This week the reflection is offered by The The Rev. Cn. Cathy Dempsey-Sims on the Gift of Worship. Using Jesus’ words concerning the destruction of the Temple in Jerusalem from the Gospel lesson for this week, she reminds us that our mission and buildings are intimately connected.
This week’s Gospel reading is challenging. When I can’t seem to get anywhere with my go-to translation (NRSV) I often turn to Eugene Peterson’s “The Message” translation for a change from the familiar voice of the Gospel. Mark 13:2 “Jesus said, ‘You’re impressed by this grandiose architecture? There’s not a stone in the whole works that is not going to end up in a heap of rubble.’”
During our long COVID-19 absence from our buildings many of us learned how many people’s faith is inextricably bound to the building in which they usually worship. It took the whole way we worship to topple into a heap of rubble for us to think about the role our buildings play in our worship life. Often stewardship campaigns speak of the need (desire?) to maintain our buildings.

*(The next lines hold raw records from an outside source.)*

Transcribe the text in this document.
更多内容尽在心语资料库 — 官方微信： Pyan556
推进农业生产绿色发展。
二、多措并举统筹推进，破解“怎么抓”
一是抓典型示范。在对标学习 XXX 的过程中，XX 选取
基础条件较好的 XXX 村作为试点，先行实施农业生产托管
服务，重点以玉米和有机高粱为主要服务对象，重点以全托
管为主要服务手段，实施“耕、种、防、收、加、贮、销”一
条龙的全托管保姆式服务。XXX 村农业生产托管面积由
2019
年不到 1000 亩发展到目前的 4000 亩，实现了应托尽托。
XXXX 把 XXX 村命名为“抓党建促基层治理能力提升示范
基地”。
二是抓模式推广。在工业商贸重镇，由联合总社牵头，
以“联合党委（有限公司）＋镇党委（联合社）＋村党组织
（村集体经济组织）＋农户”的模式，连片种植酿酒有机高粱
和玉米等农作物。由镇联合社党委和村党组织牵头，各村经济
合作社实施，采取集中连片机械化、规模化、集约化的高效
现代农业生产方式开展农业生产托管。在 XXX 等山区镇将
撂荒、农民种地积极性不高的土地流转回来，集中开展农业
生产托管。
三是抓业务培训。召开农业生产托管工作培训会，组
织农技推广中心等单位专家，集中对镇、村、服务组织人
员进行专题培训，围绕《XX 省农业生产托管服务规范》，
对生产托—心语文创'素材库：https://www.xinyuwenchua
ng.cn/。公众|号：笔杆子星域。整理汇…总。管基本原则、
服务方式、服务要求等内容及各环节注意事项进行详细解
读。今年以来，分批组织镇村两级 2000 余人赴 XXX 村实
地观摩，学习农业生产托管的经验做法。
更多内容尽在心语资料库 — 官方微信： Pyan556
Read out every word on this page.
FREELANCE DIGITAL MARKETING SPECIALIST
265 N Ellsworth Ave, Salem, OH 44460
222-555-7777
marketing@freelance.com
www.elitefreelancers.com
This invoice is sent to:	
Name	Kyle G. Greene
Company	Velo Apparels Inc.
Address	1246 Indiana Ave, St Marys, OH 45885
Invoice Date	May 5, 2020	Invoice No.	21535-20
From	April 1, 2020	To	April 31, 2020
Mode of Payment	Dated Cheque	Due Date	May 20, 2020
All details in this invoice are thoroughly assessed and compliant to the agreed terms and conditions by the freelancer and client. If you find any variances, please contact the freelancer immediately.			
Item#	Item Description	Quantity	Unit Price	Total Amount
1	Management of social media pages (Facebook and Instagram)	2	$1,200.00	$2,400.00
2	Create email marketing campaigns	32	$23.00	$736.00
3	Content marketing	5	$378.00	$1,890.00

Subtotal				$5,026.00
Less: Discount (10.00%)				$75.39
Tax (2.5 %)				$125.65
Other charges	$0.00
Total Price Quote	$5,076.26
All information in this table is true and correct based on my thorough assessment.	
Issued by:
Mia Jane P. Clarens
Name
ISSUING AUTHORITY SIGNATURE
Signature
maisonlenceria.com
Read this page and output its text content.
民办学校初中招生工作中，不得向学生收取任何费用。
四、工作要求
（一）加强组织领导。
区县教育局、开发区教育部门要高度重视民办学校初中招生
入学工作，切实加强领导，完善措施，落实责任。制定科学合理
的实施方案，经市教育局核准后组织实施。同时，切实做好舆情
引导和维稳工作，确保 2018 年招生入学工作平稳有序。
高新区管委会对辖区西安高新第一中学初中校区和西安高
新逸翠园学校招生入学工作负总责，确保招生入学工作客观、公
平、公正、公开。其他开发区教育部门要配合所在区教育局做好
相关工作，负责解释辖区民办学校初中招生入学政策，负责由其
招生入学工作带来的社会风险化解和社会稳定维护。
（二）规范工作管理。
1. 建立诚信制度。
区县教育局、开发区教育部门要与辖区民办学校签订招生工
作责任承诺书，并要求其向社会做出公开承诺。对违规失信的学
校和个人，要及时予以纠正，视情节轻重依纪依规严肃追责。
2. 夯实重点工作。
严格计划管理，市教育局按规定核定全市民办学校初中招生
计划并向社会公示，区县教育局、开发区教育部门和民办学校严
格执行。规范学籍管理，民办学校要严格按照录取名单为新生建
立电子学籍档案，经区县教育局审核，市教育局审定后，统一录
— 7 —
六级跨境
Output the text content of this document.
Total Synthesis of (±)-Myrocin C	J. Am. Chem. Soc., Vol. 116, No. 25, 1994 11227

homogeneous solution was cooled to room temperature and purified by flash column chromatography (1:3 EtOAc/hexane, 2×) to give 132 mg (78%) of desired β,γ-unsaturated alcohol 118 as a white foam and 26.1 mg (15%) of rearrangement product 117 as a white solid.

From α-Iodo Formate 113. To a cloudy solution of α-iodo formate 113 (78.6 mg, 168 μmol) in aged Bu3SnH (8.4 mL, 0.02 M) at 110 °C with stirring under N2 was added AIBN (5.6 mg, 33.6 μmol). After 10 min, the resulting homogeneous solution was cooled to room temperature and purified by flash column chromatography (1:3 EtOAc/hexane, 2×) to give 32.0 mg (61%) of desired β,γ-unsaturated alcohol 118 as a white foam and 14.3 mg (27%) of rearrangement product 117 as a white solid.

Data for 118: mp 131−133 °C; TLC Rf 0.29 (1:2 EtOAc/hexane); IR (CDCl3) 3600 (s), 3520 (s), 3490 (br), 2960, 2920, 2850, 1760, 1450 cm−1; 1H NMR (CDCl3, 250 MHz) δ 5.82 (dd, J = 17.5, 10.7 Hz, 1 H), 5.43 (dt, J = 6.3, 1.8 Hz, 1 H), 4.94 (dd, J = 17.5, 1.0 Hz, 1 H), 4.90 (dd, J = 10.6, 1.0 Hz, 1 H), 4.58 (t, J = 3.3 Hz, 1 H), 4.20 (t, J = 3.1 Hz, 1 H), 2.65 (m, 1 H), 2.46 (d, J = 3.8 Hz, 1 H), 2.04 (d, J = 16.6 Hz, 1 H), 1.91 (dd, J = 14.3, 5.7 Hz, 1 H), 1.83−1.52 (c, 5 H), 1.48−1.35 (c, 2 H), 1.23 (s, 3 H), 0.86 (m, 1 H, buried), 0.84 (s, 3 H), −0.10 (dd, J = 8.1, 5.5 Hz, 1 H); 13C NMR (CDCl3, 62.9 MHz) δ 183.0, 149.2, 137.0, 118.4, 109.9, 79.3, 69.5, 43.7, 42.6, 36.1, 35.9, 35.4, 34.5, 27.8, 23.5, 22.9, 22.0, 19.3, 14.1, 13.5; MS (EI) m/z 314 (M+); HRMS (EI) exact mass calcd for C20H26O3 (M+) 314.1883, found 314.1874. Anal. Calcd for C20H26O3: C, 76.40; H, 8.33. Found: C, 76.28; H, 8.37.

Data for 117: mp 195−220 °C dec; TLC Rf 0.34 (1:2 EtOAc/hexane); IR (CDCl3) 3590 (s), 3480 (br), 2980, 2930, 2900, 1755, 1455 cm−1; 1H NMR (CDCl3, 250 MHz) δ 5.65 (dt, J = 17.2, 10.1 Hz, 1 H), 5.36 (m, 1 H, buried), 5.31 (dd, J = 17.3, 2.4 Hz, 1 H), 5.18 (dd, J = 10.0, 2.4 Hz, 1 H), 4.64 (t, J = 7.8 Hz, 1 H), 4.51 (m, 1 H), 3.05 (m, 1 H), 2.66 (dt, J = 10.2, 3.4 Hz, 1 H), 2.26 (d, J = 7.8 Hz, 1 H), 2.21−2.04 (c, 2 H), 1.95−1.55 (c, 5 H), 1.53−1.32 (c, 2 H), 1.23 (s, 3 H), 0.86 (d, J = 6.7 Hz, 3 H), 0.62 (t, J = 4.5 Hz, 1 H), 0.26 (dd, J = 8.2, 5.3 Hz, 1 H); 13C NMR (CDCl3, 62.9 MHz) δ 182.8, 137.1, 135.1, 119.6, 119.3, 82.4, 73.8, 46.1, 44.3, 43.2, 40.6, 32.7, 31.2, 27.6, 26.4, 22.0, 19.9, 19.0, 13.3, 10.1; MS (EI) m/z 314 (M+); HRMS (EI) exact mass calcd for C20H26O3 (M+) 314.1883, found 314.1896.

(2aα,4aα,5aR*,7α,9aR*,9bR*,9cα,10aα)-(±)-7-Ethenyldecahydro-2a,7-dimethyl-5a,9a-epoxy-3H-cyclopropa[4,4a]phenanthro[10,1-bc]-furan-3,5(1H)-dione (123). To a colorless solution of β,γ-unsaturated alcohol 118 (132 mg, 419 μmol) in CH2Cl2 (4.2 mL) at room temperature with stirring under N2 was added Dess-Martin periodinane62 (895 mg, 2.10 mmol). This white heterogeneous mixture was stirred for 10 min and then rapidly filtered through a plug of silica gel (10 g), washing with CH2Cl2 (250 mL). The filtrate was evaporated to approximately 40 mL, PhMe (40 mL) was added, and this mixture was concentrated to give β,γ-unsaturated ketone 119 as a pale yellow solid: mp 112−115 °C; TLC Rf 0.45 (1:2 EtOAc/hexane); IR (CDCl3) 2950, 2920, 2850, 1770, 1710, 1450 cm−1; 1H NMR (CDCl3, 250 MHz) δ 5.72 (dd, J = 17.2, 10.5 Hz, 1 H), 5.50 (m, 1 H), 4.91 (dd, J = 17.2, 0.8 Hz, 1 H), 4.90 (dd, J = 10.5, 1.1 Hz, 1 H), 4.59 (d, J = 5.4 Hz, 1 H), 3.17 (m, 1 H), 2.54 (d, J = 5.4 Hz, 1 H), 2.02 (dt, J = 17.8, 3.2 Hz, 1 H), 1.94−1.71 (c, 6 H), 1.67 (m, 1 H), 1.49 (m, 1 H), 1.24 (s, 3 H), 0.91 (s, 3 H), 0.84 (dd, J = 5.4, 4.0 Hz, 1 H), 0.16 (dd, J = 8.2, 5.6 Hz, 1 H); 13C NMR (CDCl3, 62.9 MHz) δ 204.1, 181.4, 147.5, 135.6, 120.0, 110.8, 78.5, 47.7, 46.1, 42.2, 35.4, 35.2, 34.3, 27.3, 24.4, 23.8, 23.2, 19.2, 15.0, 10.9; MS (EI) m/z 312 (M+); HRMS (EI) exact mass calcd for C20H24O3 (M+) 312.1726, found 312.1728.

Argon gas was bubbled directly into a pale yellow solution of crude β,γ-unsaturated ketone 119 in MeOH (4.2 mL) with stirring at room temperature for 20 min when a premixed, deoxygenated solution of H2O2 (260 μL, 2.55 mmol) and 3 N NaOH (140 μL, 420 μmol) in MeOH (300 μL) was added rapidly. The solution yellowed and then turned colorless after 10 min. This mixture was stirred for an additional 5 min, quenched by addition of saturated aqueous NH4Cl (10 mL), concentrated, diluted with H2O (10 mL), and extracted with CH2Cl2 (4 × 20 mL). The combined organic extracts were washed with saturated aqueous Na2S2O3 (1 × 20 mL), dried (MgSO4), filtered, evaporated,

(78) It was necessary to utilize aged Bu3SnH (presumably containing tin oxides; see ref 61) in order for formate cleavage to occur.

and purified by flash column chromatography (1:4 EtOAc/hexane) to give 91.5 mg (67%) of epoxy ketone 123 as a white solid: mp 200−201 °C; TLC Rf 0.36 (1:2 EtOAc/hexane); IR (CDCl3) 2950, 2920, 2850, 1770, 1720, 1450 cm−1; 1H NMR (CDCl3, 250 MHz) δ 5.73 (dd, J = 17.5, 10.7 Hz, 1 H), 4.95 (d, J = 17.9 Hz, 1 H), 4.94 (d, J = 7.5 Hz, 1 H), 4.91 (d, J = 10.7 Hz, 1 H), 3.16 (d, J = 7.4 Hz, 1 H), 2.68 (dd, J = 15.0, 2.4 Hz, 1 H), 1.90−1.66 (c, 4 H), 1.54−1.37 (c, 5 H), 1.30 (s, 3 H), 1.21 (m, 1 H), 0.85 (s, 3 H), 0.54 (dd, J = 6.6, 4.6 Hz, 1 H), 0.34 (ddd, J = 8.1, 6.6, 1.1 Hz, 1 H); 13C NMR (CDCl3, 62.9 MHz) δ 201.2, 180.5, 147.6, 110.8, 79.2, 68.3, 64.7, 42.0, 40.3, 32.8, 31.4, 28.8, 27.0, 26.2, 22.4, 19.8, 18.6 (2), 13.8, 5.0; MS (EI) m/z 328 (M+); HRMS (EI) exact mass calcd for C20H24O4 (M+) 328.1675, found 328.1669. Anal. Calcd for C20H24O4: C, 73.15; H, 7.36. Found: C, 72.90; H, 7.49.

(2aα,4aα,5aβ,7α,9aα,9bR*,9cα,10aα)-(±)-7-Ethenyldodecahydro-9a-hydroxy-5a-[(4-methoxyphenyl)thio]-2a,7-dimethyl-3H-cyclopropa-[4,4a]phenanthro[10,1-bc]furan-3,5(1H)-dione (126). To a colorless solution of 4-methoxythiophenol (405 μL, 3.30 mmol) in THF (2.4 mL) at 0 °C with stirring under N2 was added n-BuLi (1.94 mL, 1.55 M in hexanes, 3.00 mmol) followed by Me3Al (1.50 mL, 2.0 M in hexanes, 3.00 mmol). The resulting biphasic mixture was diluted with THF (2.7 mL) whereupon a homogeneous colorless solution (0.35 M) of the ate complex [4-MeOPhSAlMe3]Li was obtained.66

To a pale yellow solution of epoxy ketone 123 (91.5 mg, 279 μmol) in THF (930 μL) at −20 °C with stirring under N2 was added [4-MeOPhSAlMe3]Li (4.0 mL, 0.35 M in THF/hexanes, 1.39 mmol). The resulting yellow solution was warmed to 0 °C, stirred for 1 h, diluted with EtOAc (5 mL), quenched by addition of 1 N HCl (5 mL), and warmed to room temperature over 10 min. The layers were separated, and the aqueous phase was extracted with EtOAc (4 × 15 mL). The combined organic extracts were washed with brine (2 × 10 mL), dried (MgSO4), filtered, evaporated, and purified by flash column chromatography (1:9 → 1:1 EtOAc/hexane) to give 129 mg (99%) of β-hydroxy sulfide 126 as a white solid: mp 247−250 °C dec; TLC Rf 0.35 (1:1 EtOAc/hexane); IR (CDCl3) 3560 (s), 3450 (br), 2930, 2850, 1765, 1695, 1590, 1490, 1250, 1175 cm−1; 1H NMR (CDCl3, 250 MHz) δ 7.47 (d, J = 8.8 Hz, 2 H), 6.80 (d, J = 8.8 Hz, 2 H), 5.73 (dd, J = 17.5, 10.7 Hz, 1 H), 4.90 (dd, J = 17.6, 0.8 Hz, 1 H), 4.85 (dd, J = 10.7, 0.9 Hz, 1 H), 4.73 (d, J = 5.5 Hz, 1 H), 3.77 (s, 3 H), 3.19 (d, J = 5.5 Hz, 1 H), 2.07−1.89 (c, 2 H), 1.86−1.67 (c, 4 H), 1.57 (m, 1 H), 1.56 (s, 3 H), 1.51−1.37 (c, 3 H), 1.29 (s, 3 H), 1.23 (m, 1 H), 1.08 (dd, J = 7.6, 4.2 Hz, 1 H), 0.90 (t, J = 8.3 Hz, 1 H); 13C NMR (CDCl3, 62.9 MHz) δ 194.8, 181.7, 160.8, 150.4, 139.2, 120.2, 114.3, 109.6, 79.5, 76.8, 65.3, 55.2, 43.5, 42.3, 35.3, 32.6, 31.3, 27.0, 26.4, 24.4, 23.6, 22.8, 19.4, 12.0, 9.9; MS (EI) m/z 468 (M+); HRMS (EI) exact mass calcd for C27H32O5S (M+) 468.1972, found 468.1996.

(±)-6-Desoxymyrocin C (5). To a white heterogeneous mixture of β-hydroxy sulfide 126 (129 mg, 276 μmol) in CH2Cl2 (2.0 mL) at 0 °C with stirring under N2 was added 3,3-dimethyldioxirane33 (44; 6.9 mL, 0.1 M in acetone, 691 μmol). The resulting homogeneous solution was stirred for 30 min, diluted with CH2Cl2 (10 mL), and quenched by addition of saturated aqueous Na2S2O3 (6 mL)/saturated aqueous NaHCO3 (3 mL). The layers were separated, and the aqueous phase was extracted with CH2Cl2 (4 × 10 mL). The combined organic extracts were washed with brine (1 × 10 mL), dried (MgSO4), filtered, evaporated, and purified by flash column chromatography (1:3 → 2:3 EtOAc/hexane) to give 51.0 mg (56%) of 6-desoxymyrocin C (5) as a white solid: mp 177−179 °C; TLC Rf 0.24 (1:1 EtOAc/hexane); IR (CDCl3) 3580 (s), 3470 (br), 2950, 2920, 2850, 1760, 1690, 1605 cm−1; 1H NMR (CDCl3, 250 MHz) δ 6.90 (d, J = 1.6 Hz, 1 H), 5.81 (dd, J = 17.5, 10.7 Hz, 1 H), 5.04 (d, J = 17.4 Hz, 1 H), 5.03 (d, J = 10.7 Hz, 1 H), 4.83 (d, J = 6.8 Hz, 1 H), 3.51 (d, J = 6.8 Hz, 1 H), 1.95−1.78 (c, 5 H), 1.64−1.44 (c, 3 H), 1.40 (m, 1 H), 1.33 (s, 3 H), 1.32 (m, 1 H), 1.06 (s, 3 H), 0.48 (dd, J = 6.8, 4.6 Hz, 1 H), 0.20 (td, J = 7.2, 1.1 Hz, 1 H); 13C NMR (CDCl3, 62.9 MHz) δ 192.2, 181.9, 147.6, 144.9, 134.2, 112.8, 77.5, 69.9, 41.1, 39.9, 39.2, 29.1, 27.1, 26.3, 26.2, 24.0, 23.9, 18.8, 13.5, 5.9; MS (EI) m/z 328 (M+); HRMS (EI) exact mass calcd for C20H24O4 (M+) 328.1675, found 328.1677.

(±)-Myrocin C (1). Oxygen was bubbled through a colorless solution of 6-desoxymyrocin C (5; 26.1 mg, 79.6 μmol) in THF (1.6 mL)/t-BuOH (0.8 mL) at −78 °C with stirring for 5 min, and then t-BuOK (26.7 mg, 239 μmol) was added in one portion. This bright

Over the years, I’ve heard parishioners say, “I don’t pledge because I want my money to go to mission, not fixing the roof” as often as I’ve heard, “I’ll only pledge if the money will go to the care of this gorgeous building that my great-grandparents helped build.” Often one of the many disagreements in the life of a congregation pits these two sides against one another: The care of the church building and the mission field that lies just beyond the building’s doors.
What COVID taught me is that it isn’t “an either or” but “a yes and”… the beautiful, familiar, and memory-laden windows and walls of our church buildings fuels many for their work in the mission field. When out doing the difficult work of the gospel it’s glorious to have a brick-and-mortar place to gather in thanksgiving, in lament and in everything that lies between.
Yes, just as we, one day, will return to the dust, so our buildings will, one day, be a heap of rubble. But the time in between is not nothing—indeed it may be everything. For we live in a world of those with whom we worship and those to whom we minister, strengthened by our worship.
QUESTIONS FOR REFLECTION: What did finding our way of worship, our way of connecting, our way of life uprooted teach us about what our faith, and our expression of worship, means to us? How can you bridge the divide between building and mission field? Do the doors of your church building open out as well as in?
The Rev. Cn. Cathy Dempsey-Sims is Canon to the Ordinary in the Dioceses of Northwestern Pennsylvania and Western New York.